Broadly, my thesis looks at the construction and representation of Zulu masculinity, ethnicity and identity in British imperial writings, with a specific focus on the role of violence, from sources including government documents, newspapers and amateur ethnography. My childhood interest that stemmed from watching the film made me think about the representation of Zulus and Zuluness in modern narratives; namely the synonymy of ‘Zulu’ with a warrior masculinity and South Africa generally to a huge amount of the general public. Plotting the construction of this warrior identity, and how Zulu violence is both described and informs imperial narratives of the amaZulu, helps us to understanding how these ideas are formed and, as they change and are reworked over time, how they have had such a lasting impact. Not only that, it allows us to explore the complex ways that the empire sought to manage its subjects, and how descriptions changed over time, as well as allowing us to see how the amaZulu responded to these narratives as they move from an independent people to colonial subjugation.

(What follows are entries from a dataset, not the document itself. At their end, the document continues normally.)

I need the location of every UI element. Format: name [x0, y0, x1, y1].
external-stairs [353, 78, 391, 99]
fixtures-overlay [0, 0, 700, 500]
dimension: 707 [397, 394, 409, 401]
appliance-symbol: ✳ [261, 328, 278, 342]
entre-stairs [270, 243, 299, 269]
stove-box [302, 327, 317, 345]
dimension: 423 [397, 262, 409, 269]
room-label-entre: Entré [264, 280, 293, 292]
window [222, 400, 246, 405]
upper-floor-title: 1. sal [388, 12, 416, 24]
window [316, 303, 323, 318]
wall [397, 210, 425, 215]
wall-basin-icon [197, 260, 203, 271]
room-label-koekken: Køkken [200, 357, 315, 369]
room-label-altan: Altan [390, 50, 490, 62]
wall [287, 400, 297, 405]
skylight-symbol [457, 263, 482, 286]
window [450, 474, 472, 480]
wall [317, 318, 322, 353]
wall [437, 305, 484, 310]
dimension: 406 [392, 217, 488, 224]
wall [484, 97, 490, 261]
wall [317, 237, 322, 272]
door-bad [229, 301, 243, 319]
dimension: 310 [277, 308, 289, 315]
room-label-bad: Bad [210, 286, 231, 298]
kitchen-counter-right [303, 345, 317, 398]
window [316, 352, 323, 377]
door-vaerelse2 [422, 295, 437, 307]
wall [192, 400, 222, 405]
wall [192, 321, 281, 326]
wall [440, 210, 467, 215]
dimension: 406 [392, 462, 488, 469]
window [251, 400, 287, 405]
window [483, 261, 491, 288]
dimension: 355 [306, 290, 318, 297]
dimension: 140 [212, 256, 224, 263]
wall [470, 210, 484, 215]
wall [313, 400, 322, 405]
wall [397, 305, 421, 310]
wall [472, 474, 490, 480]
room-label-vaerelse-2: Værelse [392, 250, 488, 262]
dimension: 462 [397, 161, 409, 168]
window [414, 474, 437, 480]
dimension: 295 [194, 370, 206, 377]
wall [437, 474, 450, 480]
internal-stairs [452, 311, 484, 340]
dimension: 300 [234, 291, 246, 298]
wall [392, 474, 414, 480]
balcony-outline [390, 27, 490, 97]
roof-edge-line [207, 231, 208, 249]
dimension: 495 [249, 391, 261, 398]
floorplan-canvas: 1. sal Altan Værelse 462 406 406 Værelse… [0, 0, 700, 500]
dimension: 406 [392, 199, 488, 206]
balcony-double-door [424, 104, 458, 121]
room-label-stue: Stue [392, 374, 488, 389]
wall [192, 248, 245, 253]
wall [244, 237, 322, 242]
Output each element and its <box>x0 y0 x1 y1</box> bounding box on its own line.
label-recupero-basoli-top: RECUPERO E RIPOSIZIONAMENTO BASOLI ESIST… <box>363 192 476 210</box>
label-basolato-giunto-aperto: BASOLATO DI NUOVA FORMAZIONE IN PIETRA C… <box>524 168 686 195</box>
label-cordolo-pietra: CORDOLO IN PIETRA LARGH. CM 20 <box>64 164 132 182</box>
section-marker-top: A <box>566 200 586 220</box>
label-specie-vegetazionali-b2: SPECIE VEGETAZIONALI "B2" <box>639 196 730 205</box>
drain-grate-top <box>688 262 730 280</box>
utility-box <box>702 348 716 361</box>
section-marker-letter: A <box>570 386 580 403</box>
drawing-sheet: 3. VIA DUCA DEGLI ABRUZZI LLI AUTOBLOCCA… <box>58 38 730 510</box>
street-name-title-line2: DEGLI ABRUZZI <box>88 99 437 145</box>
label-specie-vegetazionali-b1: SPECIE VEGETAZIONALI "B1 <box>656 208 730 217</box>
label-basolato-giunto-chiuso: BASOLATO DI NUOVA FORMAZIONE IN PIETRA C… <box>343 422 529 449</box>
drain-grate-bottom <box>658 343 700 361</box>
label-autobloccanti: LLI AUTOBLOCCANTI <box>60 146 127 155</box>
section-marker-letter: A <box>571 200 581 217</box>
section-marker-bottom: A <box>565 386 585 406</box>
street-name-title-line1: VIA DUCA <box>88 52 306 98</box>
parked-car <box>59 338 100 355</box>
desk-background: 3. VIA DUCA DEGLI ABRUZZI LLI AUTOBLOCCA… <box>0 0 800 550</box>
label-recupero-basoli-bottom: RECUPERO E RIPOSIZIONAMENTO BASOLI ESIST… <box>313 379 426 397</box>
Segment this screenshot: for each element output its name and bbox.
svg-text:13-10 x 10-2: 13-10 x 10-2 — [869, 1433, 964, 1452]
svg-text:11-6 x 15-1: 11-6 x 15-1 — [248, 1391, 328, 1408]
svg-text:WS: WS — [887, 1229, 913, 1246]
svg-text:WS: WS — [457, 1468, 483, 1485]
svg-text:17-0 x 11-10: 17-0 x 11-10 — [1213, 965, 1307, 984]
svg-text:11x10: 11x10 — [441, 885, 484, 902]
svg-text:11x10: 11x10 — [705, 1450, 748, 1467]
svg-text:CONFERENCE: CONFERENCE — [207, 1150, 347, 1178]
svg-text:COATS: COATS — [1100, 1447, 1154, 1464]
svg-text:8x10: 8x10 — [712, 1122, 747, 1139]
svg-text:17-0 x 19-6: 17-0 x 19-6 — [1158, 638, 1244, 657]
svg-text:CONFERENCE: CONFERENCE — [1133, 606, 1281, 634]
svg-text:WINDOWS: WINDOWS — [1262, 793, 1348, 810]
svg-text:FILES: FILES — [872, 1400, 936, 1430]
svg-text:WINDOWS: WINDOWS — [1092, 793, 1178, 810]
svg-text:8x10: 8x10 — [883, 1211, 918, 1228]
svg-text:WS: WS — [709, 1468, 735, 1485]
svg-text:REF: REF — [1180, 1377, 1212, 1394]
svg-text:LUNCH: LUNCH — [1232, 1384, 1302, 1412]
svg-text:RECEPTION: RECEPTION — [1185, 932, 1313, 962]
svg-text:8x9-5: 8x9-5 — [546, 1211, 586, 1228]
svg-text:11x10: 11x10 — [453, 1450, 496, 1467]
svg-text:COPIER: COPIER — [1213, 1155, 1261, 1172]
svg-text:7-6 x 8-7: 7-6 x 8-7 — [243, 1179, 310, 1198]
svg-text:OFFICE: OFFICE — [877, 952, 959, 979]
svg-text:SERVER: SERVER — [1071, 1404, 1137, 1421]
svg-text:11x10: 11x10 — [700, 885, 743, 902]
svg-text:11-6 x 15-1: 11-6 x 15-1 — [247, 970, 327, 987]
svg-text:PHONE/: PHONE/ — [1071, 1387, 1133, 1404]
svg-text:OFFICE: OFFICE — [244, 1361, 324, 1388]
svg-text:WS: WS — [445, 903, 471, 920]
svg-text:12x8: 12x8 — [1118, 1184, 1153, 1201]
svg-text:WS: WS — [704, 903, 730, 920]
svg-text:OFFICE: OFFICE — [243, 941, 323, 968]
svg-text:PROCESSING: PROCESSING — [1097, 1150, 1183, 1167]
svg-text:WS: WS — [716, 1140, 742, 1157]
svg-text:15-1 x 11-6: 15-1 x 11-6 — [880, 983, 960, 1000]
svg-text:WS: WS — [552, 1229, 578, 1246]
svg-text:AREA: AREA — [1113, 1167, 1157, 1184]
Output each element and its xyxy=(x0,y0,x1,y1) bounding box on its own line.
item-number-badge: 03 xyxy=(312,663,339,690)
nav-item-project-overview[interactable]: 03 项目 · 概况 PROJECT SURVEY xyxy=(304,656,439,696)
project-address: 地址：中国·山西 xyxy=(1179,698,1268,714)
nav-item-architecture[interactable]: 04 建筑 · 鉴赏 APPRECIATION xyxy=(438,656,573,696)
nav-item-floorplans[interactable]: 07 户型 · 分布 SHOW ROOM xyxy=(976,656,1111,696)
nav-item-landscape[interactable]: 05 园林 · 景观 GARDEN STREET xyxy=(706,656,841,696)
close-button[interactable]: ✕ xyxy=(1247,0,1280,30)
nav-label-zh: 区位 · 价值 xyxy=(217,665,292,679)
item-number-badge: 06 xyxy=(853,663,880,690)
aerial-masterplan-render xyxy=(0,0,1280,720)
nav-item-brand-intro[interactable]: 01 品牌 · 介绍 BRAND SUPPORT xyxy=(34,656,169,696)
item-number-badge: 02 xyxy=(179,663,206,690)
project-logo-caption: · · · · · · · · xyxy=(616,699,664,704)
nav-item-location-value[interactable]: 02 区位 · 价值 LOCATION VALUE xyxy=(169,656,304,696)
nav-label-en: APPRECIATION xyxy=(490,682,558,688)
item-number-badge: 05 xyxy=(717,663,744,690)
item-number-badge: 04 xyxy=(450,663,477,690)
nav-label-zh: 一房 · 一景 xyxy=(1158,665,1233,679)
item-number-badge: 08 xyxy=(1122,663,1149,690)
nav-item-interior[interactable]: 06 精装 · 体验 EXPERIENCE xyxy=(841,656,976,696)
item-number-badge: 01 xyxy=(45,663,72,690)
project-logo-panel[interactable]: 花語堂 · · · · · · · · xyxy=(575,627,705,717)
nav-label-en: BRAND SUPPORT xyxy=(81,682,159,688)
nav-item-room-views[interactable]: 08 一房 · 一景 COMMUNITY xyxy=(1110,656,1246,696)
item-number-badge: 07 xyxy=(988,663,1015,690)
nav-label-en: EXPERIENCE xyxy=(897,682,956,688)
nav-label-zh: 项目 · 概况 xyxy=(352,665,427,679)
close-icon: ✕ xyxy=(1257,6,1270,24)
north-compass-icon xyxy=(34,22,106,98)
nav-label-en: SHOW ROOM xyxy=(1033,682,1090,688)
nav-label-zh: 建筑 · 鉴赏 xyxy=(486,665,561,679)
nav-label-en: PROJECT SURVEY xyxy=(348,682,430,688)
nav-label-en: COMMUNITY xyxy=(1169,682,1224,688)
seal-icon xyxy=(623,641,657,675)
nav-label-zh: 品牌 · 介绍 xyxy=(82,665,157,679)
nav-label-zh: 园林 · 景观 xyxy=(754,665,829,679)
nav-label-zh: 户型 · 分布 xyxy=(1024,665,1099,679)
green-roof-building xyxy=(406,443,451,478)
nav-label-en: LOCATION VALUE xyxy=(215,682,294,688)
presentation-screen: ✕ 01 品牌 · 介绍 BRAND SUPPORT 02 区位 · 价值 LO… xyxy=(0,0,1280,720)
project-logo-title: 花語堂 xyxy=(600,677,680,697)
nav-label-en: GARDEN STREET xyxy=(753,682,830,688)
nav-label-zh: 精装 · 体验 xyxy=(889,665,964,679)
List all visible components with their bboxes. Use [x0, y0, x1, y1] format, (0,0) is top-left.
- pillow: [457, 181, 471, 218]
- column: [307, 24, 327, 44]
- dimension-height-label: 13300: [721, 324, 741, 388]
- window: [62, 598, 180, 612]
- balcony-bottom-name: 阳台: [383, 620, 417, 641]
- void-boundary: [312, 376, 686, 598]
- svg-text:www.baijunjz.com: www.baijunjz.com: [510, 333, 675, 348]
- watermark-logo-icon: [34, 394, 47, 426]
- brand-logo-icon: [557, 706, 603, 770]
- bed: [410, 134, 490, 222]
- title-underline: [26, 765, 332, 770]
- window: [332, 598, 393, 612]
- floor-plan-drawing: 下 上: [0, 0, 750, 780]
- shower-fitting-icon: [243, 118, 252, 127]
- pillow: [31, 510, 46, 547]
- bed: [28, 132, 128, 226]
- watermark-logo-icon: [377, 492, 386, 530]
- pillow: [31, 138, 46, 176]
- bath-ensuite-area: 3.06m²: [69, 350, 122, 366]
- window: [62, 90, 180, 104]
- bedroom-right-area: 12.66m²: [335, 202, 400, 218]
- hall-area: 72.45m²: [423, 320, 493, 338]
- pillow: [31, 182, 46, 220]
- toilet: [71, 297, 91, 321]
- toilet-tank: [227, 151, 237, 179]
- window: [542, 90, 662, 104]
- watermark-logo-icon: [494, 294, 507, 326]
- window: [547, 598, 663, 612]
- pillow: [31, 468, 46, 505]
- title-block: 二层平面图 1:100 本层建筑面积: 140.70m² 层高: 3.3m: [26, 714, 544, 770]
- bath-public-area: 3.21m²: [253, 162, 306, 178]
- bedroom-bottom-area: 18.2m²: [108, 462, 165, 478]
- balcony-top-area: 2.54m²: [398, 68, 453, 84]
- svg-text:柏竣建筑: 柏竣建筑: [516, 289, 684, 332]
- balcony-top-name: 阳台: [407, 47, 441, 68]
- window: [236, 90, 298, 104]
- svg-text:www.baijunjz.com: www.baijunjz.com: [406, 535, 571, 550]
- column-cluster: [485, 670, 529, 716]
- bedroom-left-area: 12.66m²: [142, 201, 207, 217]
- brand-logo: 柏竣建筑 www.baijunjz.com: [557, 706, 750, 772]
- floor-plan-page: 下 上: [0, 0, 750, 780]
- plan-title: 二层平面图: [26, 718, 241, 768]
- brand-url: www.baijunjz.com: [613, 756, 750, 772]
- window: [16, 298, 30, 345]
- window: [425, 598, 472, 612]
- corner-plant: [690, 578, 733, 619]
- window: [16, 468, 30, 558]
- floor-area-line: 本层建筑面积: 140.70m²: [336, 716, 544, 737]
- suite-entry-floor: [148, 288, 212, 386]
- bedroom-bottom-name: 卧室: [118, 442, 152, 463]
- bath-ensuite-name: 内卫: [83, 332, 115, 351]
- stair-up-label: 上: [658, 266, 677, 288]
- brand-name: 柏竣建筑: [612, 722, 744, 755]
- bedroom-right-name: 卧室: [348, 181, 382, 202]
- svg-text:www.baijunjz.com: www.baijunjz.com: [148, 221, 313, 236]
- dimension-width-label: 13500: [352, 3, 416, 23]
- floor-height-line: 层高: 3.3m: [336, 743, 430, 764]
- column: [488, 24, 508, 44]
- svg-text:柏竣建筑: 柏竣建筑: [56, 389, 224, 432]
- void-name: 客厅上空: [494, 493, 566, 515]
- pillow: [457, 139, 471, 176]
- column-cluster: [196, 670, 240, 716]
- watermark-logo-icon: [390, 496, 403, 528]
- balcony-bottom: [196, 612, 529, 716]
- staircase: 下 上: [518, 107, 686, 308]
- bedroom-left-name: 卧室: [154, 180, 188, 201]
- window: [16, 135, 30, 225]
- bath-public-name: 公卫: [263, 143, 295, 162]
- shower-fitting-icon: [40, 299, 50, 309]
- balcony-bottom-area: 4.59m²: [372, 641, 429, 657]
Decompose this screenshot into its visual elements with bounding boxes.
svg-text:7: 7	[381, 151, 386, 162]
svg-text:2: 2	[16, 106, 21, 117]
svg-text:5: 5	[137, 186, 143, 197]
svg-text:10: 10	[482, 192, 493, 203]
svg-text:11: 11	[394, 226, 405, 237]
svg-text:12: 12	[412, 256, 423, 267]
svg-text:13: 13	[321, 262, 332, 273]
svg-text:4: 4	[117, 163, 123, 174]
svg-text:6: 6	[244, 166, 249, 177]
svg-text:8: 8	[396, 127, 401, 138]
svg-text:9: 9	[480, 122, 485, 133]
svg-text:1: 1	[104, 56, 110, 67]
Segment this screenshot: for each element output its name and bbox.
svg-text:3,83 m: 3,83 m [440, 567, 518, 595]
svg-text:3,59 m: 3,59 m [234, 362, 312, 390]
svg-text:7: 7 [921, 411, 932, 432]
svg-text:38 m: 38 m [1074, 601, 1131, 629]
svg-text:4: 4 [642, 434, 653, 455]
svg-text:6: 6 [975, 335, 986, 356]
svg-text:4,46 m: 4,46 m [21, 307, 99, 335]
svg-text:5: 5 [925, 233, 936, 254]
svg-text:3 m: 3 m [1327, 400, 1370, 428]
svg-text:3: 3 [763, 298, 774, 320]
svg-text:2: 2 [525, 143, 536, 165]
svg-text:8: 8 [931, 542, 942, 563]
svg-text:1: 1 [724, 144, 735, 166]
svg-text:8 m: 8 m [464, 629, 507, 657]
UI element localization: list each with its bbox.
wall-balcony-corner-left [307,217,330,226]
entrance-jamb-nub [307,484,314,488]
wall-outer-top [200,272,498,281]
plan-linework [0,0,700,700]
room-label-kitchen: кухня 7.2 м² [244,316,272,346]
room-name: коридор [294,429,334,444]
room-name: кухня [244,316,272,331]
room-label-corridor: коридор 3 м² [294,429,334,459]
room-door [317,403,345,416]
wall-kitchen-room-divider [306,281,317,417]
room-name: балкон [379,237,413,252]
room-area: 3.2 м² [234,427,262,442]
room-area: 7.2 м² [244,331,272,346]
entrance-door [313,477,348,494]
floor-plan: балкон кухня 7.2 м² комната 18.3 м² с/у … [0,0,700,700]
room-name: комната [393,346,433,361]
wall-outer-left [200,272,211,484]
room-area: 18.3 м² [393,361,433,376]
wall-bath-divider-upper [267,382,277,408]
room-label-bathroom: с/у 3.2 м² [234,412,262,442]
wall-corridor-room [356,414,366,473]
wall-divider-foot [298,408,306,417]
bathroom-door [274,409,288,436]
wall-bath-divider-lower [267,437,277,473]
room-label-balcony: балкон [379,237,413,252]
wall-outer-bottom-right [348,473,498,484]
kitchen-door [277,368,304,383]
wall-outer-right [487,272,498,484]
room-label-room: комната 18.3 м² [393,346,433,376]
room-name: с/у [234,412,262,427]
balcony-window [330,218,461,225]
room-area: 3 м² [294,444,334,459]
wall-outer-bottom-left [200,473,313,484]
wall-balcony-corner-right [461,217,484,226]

How does your research contribute to current debates in African (and African diaspora) studies as an interdisciplinary field?

This research seeks to complicate common stereotypes of Zulu masculinity, seen in contexts such as military tourism, exploitation of African labour, violence associated with the Inkatha Freedom Party and Jacob Zuma’s much publicised rape trial. It therefore contributes to a growing body of scholarship that use specific case studies to challenge assumptions of an ‘African’ masculinity.